Сквозь гул и грохот сражения, действительно, доносился протяжный детский плач. Среди чёрных, дымящихся развалин, сотрясаемых взрывами и выстрелами, этот нежный, тонкий, захлёбывающийся плач был самым страшным звуком, от которого мороз подирал по коже.
- Да, штука, - озадаченно отозвался капитан. - Ишь, надрывается… А спасти нельзя?
- Трудно, товарищ капитан, - говорит Тихомолов. - Он тут каждый камень на прицеле держит. Ребята попробовали для пробы пилотку на прикладе чуть-чуть из окопа высунуть. В двух местах её пропорол, и приклад - в щепки.

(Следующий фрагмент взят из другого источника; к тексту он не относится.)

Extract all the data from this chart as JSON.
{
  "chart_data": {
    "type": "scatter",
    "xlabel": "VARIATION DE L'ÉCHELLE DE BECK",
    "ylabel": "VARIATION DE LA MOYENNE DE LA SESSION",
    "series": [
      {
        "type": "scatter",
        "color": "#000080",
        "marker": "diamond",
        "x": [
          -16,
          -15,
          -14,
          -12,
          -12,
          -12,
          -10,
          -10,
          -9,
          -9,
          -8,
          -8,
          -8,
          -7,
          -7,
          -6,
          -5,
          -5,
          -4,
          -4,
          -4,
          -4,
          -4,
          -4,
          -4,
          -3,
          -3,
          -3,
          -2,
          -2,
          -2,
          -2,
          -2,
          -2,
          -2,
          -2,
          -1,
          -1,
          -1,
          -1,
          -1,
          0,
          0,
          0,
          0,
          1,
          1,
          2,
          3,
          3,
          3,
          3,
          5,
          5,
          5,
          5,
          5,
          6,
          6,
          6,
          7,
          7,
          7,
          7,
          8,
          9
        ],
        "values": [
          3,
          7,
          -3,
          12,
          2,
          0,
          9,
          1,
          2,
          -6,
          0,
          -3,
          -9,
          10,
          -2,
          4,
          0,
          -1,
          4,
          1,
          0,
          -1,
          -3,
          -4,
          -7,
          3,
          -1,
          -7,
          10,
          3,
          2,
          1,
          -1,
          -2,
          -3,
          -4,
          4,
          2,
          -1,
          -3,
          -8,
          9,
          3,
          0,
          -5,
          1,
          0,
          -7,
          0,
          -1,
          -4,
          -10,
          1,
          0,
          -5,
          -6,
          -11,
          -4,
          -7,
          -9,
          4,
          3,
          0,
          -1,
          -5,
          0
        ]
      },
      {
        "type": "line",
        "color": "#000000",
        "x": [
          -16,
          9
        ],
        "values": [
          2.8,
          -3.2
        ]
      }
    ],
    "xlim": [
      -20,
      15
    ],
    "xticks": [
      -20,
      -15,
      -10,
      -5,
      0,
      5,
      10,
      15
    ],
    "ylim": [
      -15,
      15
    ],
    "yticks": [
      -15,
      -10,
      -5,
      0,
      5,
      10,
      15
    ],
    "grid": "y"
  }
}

Плач несётся из самой середины «ничейной» развалины, беспомощный, безутешный детский плач. Этот нежный, сиротливый звук не может заглушить никакая канонада. Когда плач стихает, на лицах солдат появляется выражение тоскливой безнадёжности, когда возобновляется, все облегчённо вздыхают.
- Эх, была не была! - говорит Тихомолов и, насунув на уши пилотку, идёт к брустверу.
- Куда? У тебя у самого трое! - остановил его сержант Лукьянович.